L'Huillier Romain, Pagnoux Gaële, Dupuis-Girod Sophie, Stacoffe Nicolas
Department of Diagnostic and Interventional Radiology, Hospices Civils de Lyon, University of Lyon, Pavillon B, Hôpital Edouard Herriot, 5 Place D'Arsonval, Lyon, 69003, France.
LabTAU - Inserm U1032, Lyon, 69003, France.
CVIR Endovasc. 2024 Mar 16;7(1):30. doi: 10.1186/s42155-024-00444-8.
Renal arteriovenous malformation (AVM) in Hereditary Hemorrhagic Telangiectasia (HHT) is uncommon and only few cases have been described, mainly with surgical management because of uncontrolled hematuria.

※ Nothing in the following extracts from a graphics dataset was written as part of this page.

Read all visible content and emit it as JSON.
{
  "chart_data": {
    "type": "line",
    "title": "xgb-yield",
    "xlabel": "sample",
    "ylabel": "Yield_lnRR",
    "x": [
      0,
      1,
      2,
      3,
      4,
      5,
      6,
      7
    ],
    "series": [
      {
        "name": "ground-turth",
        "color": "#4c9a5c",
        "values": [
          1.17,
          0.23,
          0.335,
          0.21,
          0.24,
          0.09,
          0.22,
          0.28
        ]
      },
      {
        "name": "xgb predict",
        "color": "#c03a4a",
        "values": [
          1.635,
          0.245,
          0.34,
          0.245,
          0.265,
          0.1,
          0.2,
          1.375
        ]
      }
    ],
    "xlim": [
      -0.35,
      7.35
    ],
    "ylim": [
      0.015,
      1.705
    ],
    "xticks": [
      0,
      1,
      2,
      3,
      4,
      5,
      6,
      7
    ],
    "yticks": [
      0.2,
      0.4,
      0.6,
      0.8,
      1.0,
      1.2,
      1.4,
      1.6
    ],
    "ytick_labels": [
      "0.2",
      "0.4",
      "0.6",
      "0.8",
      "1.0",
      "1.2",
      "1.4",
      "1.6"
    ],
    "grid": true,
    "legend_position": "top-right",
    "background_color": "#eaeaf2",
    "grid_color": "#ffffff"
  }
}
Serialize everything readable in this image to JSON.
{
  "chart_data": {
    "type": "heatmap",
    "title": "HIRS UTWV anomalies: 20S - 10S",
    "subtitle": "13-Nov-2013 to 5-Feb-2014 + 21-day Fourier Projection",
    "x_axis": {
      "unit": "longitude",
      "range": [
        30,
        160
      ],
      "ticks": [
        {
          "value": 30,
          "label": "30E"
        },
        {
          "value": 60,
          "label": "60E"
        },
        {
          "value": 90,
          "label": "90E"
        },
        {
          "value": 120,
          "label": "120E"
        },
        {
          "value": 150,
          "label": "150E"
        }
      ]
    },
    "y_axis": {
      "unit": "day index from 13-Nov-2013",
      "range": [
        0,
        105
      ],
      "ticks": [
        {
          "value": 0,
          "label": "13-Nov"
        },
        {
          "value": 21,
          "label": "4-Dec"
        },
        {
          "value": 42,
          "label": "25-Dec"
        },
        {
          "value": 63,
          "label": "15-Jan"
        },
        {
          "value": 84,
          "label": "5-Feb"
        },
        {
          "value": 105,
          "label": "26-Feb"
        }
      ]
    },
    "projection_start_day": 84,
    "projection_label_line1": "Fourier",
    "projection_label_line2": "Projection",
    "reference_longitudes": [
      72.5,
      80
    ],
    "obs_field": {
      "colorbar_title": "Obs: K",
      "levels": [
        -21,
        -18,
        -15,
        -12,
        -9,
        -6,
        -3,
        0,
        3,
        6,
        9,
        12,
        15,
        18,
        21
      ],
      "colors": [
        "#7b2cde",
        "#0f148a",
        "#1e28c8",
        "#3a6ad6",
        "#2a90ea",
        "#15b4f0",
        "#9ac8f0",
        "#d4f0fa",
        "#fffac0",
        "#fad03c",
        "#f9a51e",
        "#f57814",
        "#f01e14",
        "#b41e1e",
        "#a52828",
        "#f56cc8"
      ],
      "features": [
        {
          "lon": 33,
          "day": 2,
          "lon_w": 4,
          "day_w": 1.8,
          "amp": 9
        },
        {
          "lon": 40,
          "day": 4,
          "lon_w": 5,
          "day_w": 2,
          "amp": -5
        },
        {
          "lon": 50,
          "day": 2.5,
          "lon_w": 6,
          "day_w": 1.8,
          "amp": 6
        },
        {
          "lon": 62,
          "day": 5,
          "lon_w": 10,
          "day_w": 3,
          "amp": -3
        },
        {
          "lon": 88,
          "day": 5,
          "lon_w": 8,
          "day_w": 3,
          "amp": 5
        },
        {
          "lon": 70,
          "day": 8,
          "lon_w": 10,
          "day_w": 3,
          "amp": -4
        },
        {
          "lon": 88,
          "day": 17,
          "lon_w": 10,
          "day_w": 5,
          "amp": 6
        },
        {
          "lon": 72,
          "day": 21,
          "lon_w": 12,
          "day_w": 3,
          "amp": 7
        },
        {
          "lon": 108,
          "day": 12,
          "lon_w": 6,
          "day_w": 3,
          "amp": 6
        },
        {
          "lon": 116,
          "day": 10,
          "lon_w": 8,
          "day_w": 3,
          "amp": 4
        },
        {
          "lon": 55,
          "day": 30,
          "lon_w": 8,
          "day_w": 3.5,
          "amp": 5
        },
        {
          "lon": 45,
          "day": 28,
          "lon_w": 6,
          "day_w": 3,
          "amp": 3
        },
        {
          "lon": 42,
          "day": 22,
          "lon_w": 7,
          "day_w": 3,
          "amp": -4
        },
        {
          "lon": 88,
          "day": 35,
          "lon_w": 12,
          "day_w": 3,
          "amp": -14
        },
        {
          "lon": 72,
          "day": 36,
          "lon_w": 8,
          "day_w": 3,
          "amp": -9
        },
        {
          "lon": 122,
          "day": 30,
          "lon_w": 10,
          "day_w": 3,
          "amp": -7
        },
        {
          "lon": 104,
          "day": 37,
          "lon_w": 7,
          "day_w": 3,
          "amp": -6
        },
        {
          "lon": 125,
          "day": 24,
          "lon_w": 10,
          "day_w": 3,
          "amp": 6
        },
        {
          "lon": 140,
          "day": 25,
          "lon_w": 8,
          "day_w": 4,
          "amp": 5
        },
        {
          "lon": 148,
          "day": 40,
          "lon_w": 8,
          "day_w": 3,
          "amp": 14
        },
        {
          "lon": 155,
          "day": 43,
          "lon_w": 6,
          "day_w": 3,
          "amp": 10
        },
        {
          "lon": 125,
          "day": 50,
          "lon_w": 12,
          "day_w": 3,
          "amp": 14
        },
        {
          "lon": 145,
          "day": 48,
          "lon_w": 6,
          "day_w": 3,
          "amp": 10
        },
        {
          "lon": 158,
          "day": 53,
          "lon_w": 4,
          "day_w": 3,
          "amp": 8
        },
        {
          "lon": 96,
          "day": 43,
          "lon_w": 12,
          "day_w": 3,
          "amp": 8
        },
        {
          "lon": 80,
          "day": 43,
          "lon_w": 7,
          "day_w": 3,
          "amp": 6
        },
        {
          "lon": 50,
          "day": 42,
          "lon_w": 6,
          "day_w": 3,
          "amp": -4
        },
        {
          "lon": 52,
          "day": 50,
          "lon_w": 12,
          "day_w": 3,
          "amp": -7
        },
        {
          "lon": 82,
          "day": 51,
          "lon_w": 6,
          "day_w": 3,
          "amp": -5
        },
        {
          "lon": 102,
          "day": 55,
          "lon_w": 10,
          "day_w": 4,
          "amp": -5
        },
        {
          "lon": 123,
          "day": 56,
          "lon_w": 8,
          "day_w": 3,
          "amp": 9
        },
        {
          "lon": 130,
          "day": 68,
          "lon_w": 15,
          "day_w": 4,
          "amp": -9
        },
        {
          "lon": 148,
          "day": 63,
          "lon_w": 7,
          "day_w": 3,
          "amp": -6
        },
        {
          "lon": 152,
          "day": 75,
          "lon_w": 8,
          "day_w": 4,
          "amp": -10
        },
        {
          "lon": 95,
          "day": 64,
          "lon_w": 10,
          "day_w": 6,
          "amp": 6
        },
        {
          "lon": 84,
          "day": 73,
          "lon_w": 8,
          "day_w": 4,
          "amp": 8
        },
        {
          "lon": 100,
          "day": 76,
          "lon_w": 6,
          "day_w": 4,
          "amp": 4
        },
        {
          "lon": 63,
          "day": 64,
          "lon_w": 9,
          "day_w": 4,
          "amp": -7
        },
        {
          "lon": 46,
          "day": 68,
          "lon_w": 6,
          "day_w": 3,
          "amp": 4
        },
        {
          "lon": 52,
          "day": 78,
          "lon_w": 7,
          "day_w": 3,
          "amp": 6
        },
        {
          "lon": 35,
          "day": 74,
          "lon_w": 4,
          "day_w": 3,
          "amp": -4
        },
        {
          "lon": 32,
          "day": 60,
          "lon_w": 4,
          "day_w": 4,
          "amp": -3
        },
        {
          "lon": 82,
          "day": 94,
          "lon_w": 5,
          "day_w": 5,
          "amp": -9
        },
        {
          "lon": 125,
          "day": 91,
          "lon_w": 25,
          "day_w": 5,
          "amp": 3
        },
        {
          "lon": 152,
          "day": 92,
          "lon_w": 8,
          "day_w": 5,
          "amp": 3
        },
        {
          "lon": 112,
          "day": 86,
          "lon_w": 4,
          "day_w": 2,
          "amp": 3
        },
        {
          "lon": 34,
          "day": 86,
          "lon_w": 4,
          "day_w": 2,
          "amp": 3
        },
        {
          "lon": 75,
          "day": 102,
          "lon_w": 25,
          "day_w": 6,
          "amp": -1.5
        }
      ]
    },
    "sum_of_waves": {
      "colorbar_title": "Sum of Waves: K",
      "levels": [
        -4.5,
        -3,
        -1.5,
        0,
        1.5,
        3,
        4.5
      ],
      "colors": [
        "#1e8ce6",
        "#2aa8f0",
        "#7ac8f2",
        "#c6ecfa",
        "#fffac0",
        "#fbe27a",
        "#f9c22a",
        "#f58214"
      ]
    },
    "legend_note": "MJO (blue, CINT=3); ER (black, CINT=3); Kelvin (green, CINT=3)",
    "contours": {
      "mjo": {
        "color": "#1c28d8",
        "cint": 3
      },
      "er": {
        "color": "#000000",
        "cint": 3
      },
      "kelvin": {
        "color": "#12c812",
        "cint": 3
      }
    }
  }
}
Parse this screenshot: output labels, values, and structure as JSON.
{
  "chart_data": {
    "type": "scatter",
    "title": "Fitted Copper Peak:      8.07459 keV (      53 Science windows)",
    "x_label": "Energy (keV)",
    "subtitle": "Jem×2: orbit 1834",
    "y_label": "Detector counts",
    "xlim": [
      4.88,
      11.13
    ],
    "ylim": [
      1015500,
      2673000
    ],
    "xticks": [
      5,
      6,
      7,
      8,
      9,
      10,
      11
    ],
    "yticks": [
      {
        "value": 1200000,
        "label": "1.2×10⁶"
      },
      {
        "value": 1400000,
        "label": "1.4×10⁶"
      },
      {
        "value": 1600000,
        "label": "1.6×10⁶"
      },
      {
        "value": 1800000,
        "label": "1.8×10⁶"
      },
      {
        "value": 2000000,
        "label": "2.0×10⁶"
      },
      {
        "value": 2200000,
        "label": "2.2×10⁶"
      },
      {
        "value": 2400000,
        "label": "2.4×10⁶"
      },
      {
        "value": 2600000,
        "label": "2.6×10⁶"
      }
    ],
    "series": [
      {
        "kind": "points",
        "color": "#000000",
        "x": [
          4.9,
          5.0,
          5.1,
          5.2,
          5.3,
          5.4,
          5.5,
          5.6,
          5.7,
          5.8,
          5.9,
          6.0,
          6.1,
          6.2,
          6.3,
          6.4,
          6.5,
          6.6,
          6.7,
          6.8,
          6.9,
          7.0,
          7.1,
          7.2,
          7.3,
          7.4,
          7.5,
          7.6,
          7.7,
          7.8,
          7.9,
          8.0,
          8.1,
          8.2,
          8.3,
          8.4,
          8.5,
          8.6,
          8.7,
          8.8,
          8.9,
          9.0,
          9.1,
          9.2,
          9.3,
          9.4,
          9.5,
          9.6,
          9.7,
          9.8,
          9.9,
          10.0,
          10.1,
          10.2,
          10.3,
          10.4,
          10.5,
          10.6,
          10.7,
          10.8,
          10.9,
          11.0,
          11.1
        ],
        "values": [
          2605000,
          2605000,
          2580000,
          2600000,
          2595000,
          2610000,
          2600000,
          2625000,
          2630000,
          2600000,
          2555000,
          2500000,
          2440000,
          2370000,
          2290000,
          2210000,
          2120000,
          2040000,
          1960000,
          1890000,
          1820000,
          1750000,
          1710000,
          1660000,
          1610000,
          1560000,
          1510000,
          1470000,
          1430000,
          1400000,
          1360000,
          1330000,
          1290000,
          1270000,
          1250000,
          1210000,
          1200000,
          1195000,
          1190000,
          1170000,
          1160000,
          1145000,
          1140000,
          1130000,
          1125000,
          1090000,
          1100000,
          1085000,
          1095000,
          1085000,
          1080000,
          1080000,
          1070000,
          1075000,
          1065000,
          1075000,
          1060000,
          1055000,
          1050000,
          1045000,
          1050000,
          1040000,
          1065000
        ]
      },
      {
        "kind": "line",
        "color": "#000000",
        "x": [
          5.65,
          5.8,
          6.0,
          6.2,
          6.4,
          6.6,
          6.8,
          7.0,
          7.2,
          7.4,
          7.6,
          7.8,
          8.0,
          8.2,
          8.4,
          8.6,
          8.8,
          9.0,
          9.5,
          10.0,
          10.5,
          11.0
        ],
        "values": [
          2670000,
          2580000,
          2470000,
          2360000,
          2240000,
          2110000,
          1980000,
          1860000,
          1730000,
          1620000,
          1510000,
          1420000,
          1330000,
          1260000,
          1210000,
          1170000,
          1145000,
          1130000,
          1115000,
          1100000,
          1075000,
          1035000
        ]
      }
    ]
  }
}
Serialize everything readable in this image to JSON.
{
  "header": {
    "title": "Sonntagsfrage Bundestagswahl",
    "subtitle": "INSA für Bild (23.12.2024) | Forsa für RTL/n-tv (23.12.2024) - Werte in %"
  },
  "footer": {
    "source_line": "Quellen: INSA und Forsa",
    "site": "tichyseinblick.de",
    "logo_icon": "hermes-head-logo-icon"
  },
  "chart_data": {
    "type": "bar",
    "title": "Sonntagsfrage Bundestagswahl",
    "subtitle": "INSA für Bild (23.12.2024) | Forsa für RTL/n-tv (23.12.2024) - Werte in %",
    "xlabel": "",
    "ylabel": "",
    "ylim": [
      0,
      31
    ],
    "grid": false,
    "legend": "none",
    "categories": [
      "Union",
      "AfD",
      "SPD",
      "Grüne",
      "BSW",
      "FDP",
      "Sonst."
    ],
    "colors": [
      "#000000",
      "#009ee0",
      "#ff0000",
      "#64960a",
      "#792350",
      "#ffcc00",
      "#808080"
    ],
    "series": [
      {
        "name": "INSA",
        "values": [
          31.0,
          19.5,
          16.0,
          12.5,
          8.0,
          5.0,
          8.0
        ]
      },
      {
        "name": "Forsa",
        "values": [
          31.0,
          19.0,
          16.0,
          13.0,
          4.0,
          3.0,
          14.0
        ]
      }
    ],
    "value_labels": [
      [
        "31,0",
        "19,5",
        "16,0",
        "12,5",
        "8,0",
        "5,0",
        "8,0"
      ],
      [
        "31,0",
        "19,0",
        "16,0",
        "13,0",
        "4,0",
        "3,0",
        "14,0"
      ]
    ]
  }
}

We managed a 70-year-old patient with HHT who presented with hematuria and left flank pain. Computed Tomography and ultrasound showed left renal AVM of 18 mm with clotting in the urinary tract. An external ureteral catheter was placed during 3 days to allow rinsing and facilitate elimination of clots. Given the patient's hemodynamic stability, a non-surgical management was chosen. Treatment of the AVM was performed by trans-arterial embolization using micro-coils and ethylene-vinyl alcohol copolymer.
Our case study shows a conservative management by embolization of ruptured left renal AVM revealed by hematuria in a 70-year-old patient with HHT.
遗传性出血性毛细血管扩张症(HHT)中的肾动静脉畸形(AVM)并不常见,仅有少数病例被描述,主要因血尿难以控制而行手术治疗。
我们诊治了一名70岁的HHT患者,其表现为血尿和左胁腹痛。计算机断层扫描和超声显示左肾有一个18毫米的AVM,尿路中有血凝块。放置了外置输尿管导管3天,以便冲洗并促进血凝块排出。鉴于患者血流动力学稳定,选择了非手术治疗。采用微线圈和乙烯-乙烯醇共聚物经动脉栓塞治疗AVM。
我们的病例研究表明,对于一名70岁HHT患者因血尿发现的破裂左肾AVM,可通过栓塞进行保守治疗。